Most of the time, investors perceive the segment of the market at an all-time high as being full of risks because they consider such high rates as exceptional and tend to postpone and wait for corrections. Nevertheless, given the trends from the data over the past two decades, it is such a common phenomenon that it would be wrong to say that there are any rare ‘all time high’ occasions.

For instance, Nifty 50 from 2000 to 2022. As seen the stock market managed to register a new high every after 5 months or so leading to profitability going beyond a certain limit. Infact, new highs have been achieved every year since 2013 except the year 2016.

In as much as choosing the period of investing one’s money is a matter of the individual, it should be borne in mind that with companies registering profits, the stock market is also expected to hit higher levels in the near term.

Essential Reasons Why Staying Invested Is More Beneficial Than Trying to Predict the Market

Myriad advantages have been very vocally weighed in favor of time in the market rather than market timing.
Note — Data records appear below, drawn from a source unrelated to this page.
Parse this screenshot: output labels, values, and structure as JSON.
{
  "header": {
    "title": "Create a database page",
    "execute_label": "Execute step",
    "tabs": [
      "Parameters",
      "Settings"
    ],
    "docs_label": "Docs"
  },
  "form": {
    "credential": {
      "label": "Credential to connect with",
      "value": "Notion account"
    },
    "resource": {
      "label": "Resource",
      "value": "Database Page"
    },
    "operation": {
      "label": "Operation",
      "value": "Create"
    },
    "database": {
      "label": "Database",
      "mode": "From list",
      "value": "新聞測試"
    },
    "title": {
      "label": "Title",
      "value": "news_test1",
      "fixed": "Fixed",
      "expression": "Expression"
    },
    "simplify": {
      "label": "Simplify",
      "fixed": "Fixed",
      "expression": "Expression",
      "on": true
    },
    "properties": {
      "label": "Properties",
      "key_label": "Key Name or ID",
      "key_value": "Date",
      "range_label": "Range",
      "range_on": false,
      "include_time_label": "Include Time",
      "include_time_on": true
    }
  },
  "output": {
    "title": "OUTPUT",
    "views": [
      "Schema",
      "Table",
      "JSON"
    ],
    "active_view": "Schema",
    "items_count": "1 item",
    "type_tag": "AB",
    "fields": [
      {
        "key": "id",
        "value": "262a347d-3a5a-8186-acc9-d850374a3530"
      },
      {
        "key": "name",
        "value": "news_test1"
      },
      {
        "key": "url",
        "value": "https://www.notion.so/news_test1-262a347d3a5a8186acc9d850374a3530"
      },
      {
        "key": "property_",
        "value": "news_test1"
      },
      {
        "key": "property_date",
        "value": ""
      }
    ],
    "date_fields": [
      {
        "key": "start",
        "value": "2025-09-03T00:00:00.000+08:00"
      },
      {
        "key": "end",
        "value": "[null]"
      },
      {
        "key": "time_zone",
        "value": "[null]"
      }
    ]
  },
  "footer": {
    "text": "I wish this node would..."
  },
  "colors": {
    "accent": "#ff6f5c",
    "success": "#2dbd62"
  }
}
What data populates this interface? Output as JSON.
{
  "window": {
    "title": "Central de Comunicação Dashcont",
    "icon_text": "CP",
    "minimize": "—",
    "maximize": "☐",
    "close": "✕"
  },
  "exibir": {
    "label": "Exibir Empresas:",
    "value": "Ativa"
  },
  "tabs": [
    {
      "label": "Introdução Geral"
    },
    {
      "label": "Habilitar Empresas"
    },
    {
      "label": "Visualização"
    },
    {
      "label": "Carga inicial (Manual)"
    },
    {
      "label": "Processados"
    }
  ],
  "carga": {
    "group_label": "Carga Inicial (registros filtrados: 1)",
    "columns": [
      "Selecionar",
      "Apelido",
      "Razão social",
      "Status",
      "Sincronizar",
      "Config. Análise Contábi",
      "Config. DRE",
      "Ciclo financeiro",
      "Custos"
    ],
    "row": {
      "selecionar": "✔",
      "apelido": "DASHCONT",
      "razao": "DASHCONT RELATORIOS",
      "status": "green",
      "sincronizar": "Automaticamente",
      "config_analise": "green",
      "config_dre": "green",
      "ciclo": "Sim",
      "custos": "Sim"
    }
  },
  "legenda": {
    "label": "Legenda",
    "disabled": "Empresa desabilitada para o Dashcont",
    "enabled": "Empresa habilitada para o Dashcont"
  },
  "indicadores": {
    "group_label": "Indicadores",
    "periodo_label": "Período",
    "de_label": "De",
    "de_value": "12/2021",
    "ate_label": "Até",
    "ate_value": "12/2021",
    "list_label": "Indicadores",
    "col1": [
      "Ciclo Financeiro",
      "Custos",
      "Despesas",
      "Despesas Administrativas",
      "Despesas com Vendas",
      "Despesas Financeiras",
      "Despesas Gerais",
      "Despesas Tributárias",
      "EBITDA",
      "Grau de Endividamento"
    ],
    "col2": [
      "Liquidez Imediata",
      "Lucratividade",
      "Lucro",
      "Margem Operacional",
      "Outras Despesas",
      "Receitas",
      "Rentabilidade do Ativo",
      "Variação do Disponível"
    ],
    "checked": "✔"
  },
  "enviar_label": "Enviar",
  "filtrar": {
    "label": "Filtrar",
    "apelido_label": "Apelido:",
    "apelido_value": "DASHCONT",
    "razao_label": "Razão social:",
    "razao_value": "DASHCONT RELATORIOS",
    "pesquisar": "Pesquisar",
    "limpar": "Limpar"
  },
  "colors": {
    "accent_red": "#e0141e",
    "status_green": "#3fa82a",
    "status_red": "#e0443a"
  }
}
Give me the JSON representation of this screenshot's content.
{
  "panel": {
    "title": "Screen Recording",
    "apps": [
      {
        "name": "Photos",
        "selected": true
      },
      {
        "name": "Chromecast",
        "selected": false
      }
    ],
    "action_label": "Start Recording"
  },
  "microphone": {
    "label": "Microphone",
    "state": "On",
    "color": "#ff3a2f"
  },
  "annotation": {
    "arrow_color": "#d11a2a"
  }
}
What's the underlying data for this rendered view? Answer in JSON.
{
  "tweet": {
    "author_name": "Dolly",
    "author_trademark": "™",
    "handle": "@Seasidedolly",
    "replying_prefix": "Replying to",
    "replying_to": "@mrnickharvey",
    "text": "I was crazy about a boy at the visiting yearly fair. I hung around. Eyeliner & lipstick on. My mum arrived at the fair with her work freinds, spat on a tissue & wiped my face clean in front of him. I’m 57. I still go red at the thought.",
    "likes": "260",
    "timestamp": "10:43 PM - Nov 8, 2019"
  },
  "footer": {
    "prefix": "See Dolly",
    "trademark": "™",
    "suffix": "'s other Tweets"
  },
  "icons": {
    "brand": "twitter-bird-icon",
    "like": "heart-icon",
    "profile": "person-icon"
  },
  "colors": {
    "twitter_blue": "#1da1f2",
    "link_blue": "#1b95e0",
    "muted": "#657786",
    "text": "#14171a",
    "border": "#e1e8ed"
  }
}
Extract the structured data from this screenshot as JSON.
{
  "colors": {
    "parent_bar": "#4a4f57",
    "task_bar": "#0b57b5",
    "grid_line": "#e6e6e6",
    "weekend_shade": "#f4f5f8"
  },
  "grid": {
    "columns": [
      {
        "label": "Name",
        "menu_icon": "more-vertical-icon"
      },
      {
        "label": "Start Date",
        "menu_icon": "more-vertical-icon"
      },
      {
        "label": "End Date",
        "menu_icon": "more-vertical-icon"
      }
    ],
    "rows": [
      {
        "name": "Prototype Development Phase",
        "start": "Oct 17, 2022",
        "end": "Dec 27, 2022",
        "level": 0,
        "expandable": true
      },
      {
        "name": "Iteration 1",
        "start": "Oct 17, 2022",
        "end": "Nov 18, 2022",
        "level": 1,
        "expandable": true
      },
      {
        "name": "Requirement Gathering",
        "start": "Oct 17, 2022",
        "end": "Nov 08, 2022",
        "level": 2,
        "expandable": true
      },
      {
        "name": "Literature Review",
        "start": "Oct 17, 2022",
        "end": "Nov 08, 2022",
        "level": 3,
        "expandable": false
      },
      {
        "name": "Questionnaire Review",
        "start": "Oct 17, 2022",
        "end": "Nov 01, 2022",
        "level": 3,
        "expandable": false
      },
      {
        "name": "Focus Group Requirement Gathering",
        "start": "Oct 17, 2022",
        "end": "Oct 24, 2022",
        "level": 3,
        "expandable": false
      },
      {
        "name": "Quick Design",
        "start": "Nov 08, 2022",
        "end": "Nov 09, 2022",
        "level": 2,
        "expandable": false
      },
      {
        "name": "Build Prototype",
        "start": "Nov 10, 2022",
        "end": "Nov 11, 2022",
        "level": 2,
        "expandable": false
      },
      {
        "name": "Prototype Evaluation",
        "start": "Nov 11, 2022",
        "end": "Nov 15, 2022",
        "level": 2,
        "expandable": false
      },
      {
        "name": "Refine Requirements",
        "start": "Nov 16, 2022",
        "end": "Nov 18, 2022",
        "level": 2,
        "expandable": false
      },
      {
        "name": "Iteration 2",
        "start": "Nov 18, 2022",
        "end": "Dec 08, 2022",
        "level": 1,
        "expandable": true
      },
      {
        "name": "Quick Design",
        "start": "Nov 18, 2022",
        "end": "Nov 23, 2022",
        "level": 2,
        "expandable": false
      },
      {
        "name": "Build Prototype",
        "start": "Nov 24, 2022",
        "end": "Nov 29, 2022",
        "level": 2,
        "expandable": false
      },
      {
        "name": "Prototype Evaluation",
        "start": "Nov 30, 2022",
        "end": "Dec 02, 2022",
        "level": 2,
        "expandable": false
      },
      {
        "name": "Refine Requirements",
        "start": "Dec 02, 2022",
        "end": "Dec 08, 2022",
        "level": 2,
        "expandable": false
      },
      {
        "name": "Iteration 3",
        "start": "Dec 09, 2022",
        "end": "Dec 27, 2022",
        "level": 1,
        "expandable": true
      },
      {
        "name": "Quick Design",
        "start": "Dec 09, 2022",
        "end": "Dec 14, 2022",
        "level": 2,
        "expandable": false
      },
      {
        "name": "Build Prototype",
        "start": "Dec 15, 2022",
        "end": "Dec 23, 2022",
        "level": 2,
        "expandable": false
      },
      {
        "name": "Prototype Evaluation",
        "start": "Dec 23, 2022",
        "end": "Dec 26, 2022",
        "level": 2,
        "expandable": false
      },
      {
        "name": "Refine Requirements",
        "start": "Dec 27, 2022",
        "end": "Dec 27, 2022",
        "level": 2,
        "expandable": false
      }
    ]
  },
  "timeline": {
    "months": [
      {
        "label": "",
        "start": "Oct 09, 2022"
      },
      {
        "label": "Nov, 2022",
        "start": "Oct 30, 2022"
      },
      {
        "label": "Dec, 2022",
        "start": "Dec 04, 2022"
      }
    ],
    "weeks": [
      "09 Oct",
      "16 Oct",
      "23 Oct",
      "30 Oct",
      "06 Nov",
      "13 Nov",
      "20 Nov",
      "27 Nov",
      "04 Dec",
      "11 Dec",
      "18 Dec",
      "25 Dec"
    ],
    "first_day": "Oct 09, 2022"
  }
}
Consider the following three points that will be very enticing for you to adopt the time in the market approach:

Unpredictable Nature of Stocks

Doing stocks analysis and forecasting stock price movement involves a lot of detailed work, thinking, researching and most importantly – it involves plenty of movement from one place to another. The sad thing is that no matter how well a person can develop those skills; stock movement is still highly unpredictable. Furthermore, even daily office work where you are looking up “How timing the market today?” fifty times is quite exhausting.

Short-Term Underperformance

Short-term underperformance is a normal occurrence today, even among well-managed funds.

Effect of Transaction Cost

Investors who employ the market timing method in trading usually ignore the cost of transaction involved in frequently buying and selling of stocks, which cumulatively over the years becomes quite a significant amount.

Concluding Remarks

Predicting stock market behavior is not an easy task and although it may be beneficial in assessing specific situations, market timing would ruin the experience of investment and eradicate all the chances, which make time in the market a beneficial option for those looking for consistent gains.